Nederlandse naam:
Dennenmoorder, Wortelzwam
Wetenschappelijke naam:
Heterobasidion annosum

Wetenschappelijke naam: Heterobasidion annosum
Synoniemen: Fomitopsis annosa
Fomes annosus
Nederlandse naam: Dennenmoorder, Wortelzwam
Taxonomische indeling: Basidiomycetes; Aphyllophorales

Beschrijving en levenscyclus:
Op en nabij de voet van de boom verschijnen het gehele jaar door onregelmatig gevormde ongesteelde zwammen met een enigszins gebobbelde leerachtige, oranjebruine tot bruinzwarte korst en een opvallend crèmewitte, stompe tot scherpe rand. De hoed is 5 tot 30 cm breed en 1 tot 2 cm dik. Het vruchtlichaam is meerjarig. De onderzijde is aanvankelijk wit en verkleurt in de loop der tijd naar geelbruin en bevat fijne poriën. De vruchtlichamen komen zowel solitair als in groepen voor. Op vochtig vers hout kan het schimmelweefsel eveneens conidiëndragers vormen waarvan de sporen eveneens kunnen bijdragen aan de verspreiding van de schimmel. Aantasting van de boom kan ook plaatsvinden door middel van wortelcontacten met reeds aangetaste in de buurt staande bomen. De schimmel kan zich eveneens handhaven als saprofyt op de stobben van reeds afgestorven en gevelde bomen, maar infectie treedt vooral op bij verse beschadigingen van nog levende wortels en stobben van pas gevelde bomen.

Type aantasting:
Houtparasitaire witrot, later overgaand naar bruinrot veroorzakende schimmel in de wortels en de stamvoet.

Waardplanten:
Diverse naaldboomsoorten, met name douglasspar (Pseudotsuga), lariks (Larix), den (Pinus) en fijnspar (Picea), maar ook op Thuja plicata en Tsuga heterophylla. Soms op loofbomen zoals els (Alnus), berk (Betula), beuk (Fagus) en eik (Quercus).

Aangetaste plantendelen:
Wortels, stamvoet en stam (tot enige meters hoogte), met name het kernhout.

Aantastingsbeeld:
Aan de buitenzijde van de boom is doorgaans alleen het vruchtlichaam van de schimmel te zien. Dit bevindt zich soms tot op enige meters van de boom op de grond boven oppervlakkig gelegen wortels. Oudere naaldbossen vertonen vaak sterfteplekken die zich in de loop der jaren uitbreiden. Bij fijnspar (Picea) is soms een karakteristieke verdikking van de stamvoet (olifantspoot) waarneembaar.

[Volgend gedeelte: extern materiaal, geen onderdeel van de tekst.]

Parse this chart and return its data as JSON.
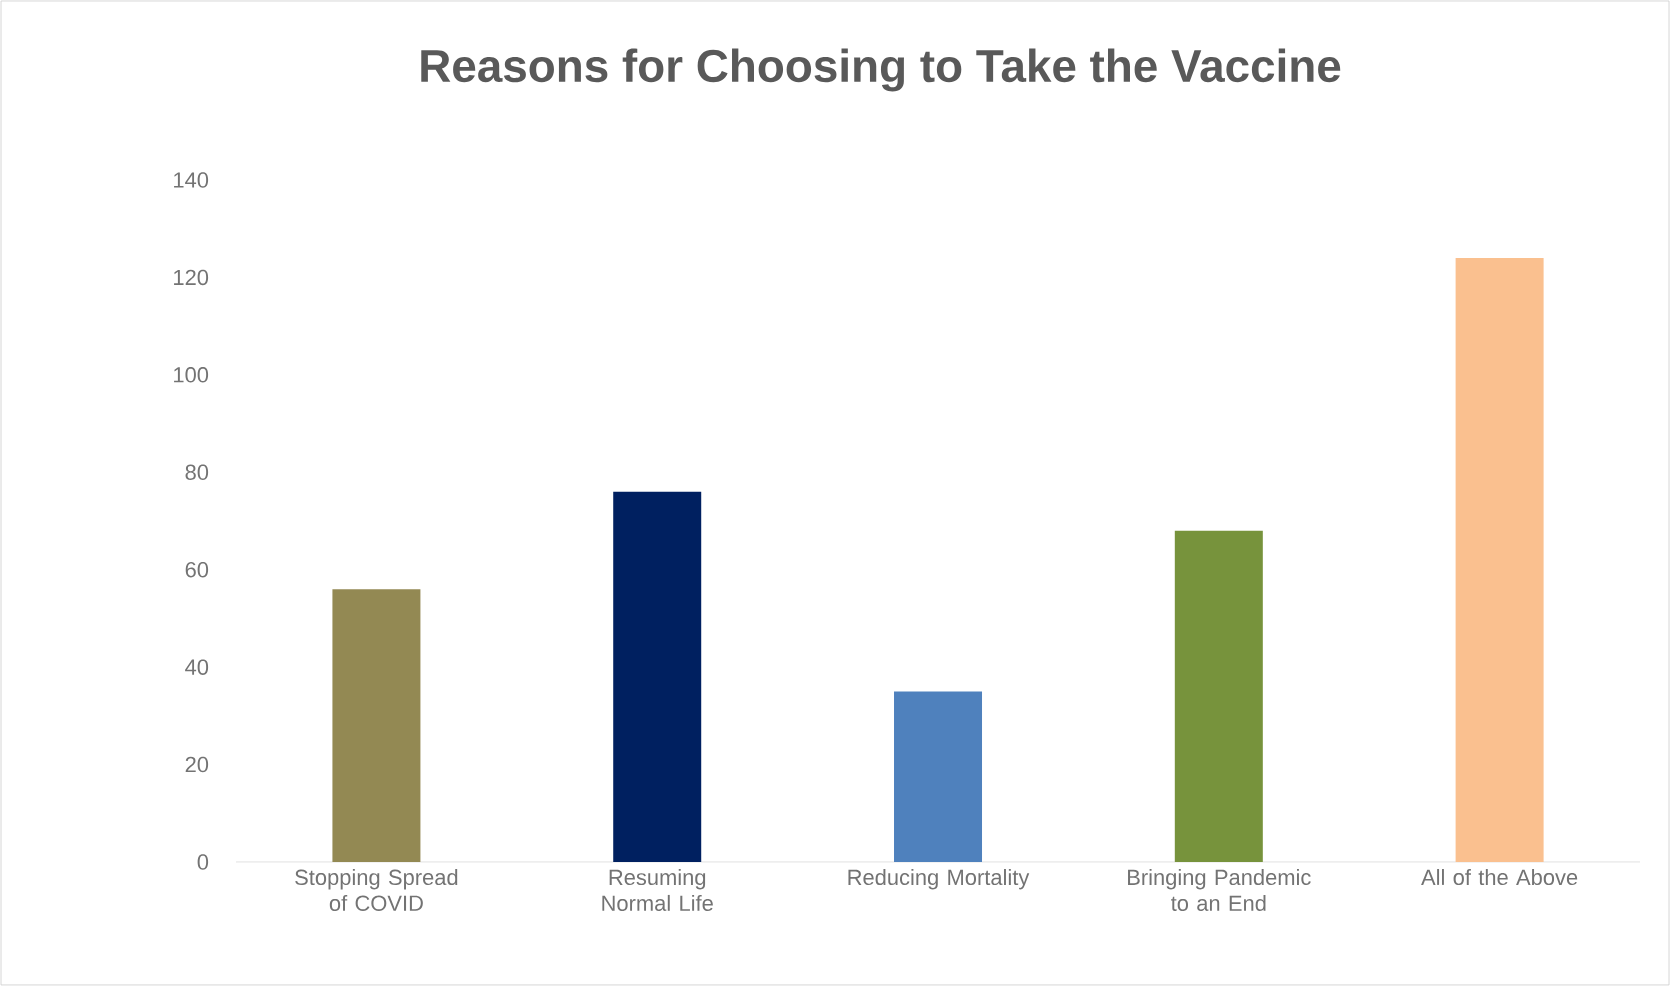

Mogelijke verwarring met andere aantastingen:
Het schadebeeld vertoont enige overeenkomst met dat van de Dennenvoetzwam (Phaeolus schweinitzii) en de Grote sponszwam (Sparassis crispa). Deze twee veroorzaken echter bruinrot en geen witrot.

Schade:
De schimmel is een houtparasiet die het hout verzwakt. Aangetaste bomen worden daardoor op de duur gevoelig worden voor windbreuk en windworp. Soms kan, vooral bij jongere bomen en ook wel oudere dennen, reeds sterfte van de boom optreden voordat ze door de wind worden geveld.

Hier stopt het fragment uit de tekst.